BY INTERN CARLY PHOON
Friday night: You get home, about to crash on your couch, watch TV, and dream about executing flawless rounds at the horse show tomorrow. Suddenly, a nasty thought jolts you back to reality. You need to clean and polish your boots.
After excessive groaning and delaying, you tell yourself that you need to get this hindrance over with. Yes, wiping down your boots with that damp towel physically pains you.
You use an old toothbrush to scrub the stubborn flecks of mud off. With every millimeter of leather scrubbed bubbles a thought of every single other activity you’d rather be doing right now.
You start dying your boots– forget your hopes of keeping the dye off your hands. You’re sure that the scent of the dye is killing your brain cells, or at least your olfactory receptors. Finally, you finish. Your fingers resemble a Jackson Pollock painting.
You start the most excruciating part of the whole process: Polishing. Each swipe of polish onto leather becomes increasingly tedious. To top it off, that polish-under-fingernails look is really appealing– not!
Finally, you channel your anger into buffing those darned boots until the end of time. The buffing gets a little vicious; you went through all this struggle, so those boots better end up shiny.
Thank goodness! You’re done.
Next morning, you arrive to the show at an ungodly hour, with unbrushed hair, struggling to carry your show coat, saddle, and the source of all your hell, your gleaming boots.

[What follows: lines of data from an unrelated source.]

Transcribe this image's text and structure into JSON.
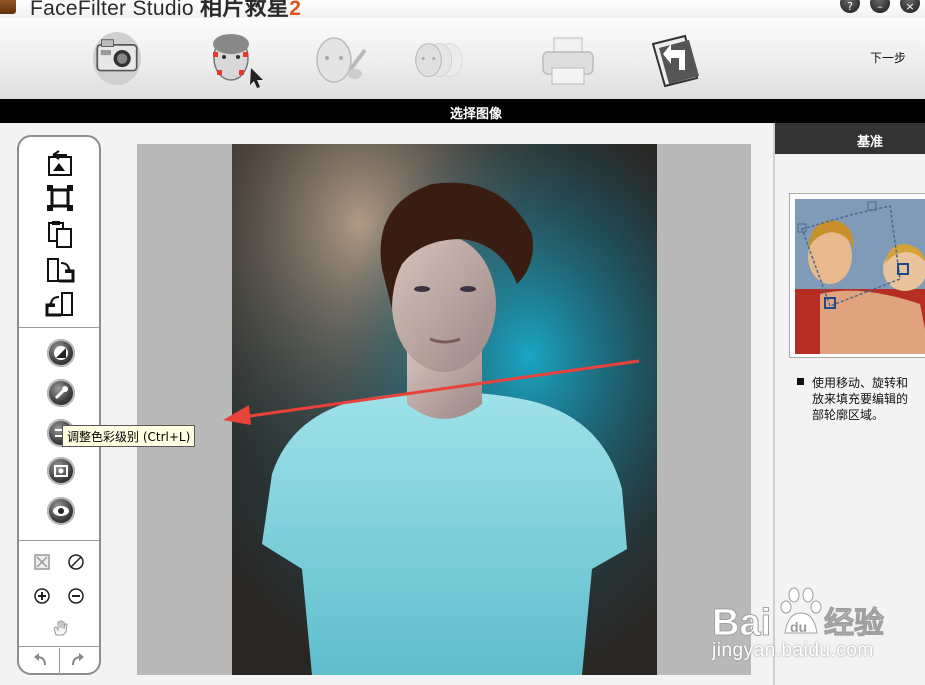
{
  "app": {
    "title_main": "FaceFilter Studio",
    "title_cn": "相片救星",
    "title_version": "2",
    "window_buttons": [
      "help-icon",
      "minimize-icon",
      "close-icon"
    ]
  },
  "toolbar": {
    "steps": [
      "camera-icon",
      "face-select-icon",
      "face-retouch-icon",
      "face-morph-icon",
      "printer-icon",
      "back-folder-icon"
    ],
    "next_label": "下一步"
  },
  "caption": "选择图像",
  "left_tools": {
    "file_tools": [
      "open-image-icon",
      "crop-icon",
      "paste-icon",
      "rotate-right-icon",
      "rotate-left-icon"
    ],
    "adjust_tools": [
      "contrast-icon",
      "auto-fix-icon",
      "color-levels-icon",
      "sharpen-icon",
      "red-eye-icon"
    ],
    "view_tools": [
      "fit-window-icon",
      "no-zoom-icon",
      "zoom-in-icon",
      "zoom-out-icon",
      "hand-pan-icon"
    ],
    "history_tools": [
      "undo-icon",
      "redo-icon"
    ]
  },
  "tooltip": "调整色彩级别 (Ctrl+L)",
  "right_panel": {
    "header": "基准",
    "instructions": [
      "使用移动、旋转和",
      "放来填充要编辑的",
      "部轮廓区域。"
    ]
  },
  "watermark": {
    "brand": "Bai",
    "brand_cn": "经验",
    "url": "jingyan.baidu.com"
  },
  "colors": {
    "caption_bg": "#000000",
    "right_header_bg": "#333333",
    "tooltip_bg": "#ffffe1",
    "arrow": "#e8423a",
    "version_accent": "#e0551b"
  }
}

You spot your barn’s tent and collapse on the couch. Your trainer hustles past the tent. “Wooow! Your boots are clean!” your trainer calls over her shoulder as she walk-runs to the announcer’s booth. You stare after her, dumbfounded. Your boots are clean?…That’s all you get? Does she even realize the pure agony you went through for those boots last night?
About the Author: Carly Phoon is a junior at The Bishop’s School in La Jolla, California. She enjoys writing, drawing, producing music, scuba diving, and competing in the GSDHJA show circuit with her lease horse Finale. Horses have always been an essential part of her life.